Ainsi, les prises de participation de ces organismes, y compris dans le cadre d'une gestion active et de relations privilégiées, correspondent à l'activité exonérée d'impôt sur les sociétés. Les dons perçus par ces organismes et destinés au financement des activités de recherche et de formation professionnelle initiale et continue constituent un produit exonéré (BOFiP-IS-CHAMP-30-70-§ 183-04/04/2018).
Cette exonération d'IS est complétée par une exonération de CFE et de CVAE (CGI art. 1460, 1° bis) (voir § 1698).
Organismes concernés (liste limitative). Dans ses commentaires, l'administration renvoie à la liste des organismes pouvant bénéficier de la franchise des impôts commerciaux (BOFiP-IS-CHAMP-10-50-20-20-§ 20-16/04/2025) (voir § 1362).

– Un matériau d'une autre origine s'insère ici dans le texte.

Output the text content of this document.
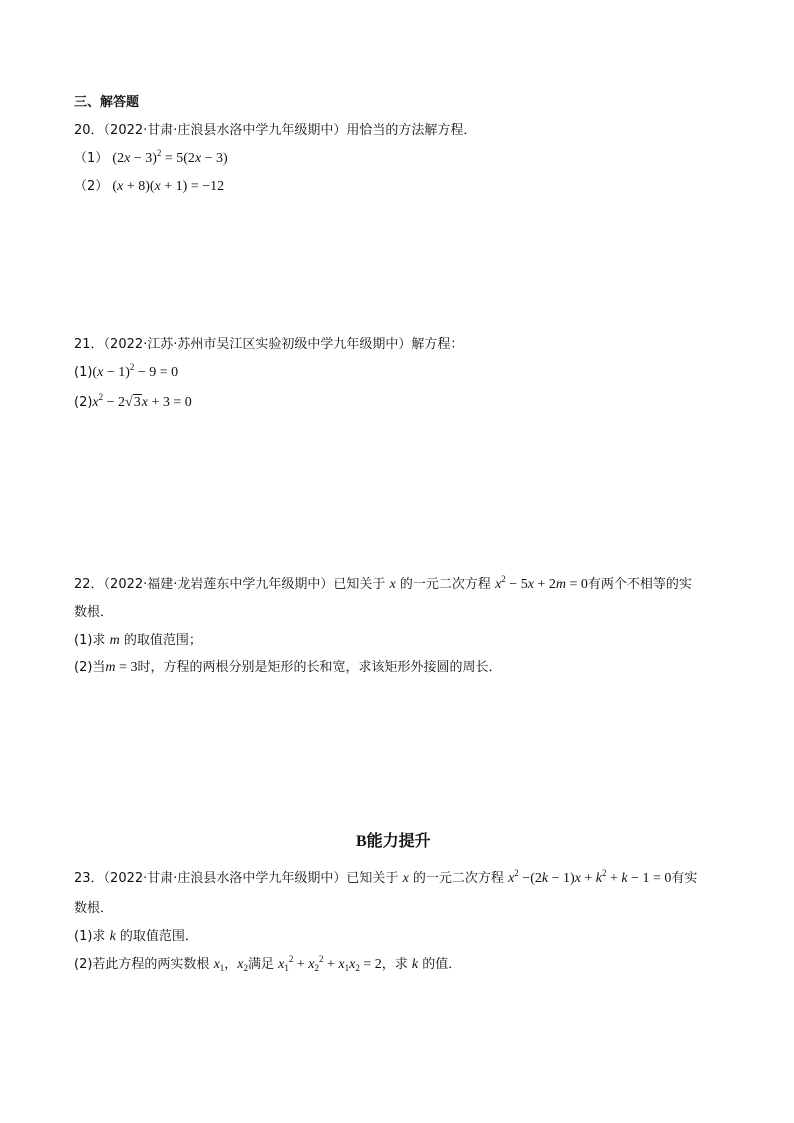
三、解答题
20．（2022·甘肃·庄浪县水洛中学九年级期中）用恰当的方法解方程．
（1） $(2x - 3)^2 = 5(2x - 3)$
（2） (x + 8)(x + 1) = −12
21．（2022·江苏·苏州市吴江区实验初级中学九年级期中）解方程：
$(1)(x - 1)^2 - 9 = 0$
$(2)x^2 - 2√3x + 3 = 0$
22．（2022·福建·龙岩莲东中学九年级期中）已知关于 x 的一元二次方程 $x^2 - 5x + 2m = 0$有两个不相等的实
数根．
(1)求 m 的取值范围；
(2)当m = 3时，方程的两根分别是矩形的长和宽，求该矩形外接圆的周长．
B能力提升
23．（2022·甘肃·庄浪县水洛中学九年级期中）已知关于 x 的一元二次方程 $x^2 -(2k - 1)x + k^2 + k - 1 = 0$有实
数根．
(1)求 k 的取值范围．
(2)若此方程的两实数根 $x_1$，$x_2$满足 $x_1^2 + x_2^2 + x_1x_2 = 2$，求 k 的值．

Communautés professionnelles territoriales de santé
Les professionnels de santé peuvent constituer des communautés professionnelles territoriales de santé (CPTS) avec des acteurs assurant des soins de premier ou de deuxième recours et des acteurs médico-sociaux et sociaux, afin d'assurer une meilleure coordination de leur action et concourir à la réalisation des objectifs du projet régional de santé.
Les CPTS ont l'obligation de se constituer sous forme d'associations loi 1901 ou, si leur siège est situé dans les départements du Haut-Rhin, du Bas-Rhin ou de la Moselle, par les articles 21 à 79-3 du code civil local (c. santé pub. art. L. 1434-12-1).
Les communautés professionnelles territoriales de santé (CPTS) dont le projet de santé est réputé validé par le directeur général de l'Agence régionale de santé, dans les conditions prévues à l'article L. 1434-12 du code de la santé publique (CSP), et qui ont conclu la convention prévue à l'article L. 1434-12-2 du même code sont exonérées d'IS à raison de l'exercice des missions de service public (CGI art. 207, 1.17°) et de CFE pour les biens affectés à des missions de service public (CGI art. 1461 A).